To study the cells, Gupta's team first devised a method for stabilizing cancer stem cells in the lab and getting them to multiply. They then tested them against 16,000 natural and commercial chemical compounds to see which ones were able to kill the cancer stem cells specifically.
That turned up 32 contenders.
They narrowed down this list to a handful of chemicals, and tested these in the lab and in mice.
A chemical called salinomycin hit the target. It was 100 times more potent at killing breast cancer stem cells than Bristol-Myers Squibb Co's cancer drug Taxol, or paclitaxel.
Cancer stem cells treated with salinomycin were far less able to start breast cancers when injected into mice than cancer stem cells treated by paclitaxel. And the treatment also appeared to slow the growth of tumors in the mice.
Gupta said it is not clear if salinomycin will emerge as the best drug compound for killing breast cancer stem cells - or that it will be safe to use in people with cancer.
But the study offers a new roadmap for drug companies to isolate and test compounds capable of killing the cells.
“We now have an approach that can be used very systematically to find such compounds,” he said.
Self-renewing
Researchers are still trying to understand the role cancer stem cells play in promoting different types of cancer, but many teams think they may explain why so many cancers come back even after treatment with powerful chemotherapy and radiation.
“The theory is these cells are self-renewing, which means they can make identical copies of themselves,” Robert Weinberg of MIT, who worked on the study, said in a telephone interview.

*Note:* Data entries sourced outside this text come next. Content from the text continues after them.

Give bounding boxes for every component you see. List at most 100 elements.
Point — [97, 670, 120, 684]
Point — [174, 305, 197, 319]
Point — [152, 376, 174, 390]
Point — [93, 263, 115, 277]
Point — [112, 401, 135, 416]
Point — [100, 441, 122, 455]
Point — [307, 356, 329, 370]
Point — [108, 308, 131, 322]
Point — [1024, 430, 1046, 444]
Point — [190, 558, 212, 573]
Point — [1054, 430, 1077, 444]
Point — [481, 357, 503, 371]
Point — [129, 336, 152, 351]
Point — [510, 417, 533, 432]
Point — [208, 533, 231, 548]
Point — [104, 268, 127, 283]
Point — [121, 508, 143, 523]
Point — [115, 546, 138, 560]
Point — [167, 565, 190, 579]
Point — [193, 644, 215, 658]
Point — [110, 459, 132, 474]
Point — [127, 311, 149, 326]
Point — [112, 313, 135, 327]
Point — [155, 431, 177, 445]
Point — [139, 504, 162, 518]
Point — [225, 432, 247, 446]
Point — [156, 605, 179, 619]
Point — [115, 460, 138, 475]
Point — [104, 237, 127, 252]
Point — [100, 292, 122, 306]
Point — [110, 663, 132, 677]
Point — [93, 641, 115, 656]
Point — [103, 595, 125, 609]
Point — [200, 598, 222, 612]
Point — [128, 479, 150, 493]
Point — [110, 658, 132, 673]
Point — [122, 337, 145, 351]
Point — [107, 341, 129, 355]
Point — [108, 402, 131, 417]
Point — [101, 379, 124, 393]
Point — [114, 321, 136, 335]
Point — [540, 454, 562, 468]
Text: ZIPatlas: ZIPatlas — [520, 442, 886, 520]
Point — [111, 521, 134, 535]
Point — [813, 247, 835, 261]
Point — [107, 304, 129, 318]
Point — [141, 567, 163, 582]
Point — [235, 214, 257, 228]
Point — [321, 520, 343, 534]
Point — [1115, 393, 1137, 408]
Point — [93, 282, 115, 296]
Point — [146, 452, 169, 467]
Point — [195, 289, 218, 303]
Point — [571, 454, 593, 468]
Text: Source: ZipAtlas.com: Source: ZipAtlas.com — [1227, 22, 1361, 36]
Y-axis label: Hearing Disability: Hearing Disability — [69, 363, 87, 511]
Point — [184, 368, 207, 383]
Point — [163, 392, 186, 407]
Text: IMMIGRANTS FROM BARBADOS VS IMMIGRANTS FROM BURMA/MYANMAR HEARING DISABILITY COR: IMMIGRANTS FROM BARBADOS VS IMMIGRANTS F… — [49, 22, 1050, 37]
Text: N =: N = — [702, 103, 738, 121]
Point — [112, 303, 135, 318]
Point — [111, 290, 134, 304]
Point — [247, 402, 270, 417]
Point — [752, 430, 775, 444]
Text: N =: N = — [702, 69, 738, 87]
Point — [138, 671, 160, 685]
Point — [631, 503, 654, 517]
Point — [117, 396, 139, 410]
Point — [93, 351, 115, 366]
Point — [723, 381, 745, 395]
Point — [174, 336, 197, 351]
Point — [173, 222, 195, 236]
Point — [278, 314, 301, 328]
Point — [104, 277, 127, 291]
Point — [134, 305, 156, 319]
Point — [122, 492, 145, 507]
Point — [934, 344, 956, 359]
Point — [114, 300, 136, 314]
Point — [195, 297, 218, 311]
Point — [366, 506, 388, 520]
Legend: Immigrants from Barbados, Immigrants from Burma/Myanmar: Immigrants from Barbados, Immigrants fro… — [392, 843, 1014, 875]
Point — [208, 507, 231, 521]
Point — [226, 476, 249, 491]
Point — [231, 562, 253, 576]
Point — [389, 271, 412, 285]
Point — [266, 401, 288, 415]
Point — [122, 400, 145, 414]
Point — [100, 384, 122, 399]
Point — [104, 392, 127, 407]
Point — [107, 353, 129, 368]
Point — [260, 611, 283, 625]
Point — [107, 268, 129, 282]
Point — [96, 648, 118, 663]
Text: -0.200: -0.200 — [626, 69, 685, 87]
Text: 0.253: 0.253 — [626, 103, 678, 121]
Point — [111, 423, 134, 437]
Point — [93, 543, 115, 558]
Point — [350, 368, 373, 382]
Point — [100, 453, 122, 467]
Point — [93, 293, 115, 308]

“They have the power to generate a new tumor, and they are resistant to existing anti-cancer therapeutics. That suggests the need to develop therapies for cancer stem cells,” he said.
Weinberg said it will take several years before therapies targeting cancer stem cells can be used in people. But the finding does hold promise for a new way of looking for cancer treatments.
“Ideally, if one hit the cancer stem cell, sooner or later the bulk of the cells of the tumor, which lack a self-renewal capability, would gradually poop out and the tumor would eventually die just by attrition,” Weinberg said.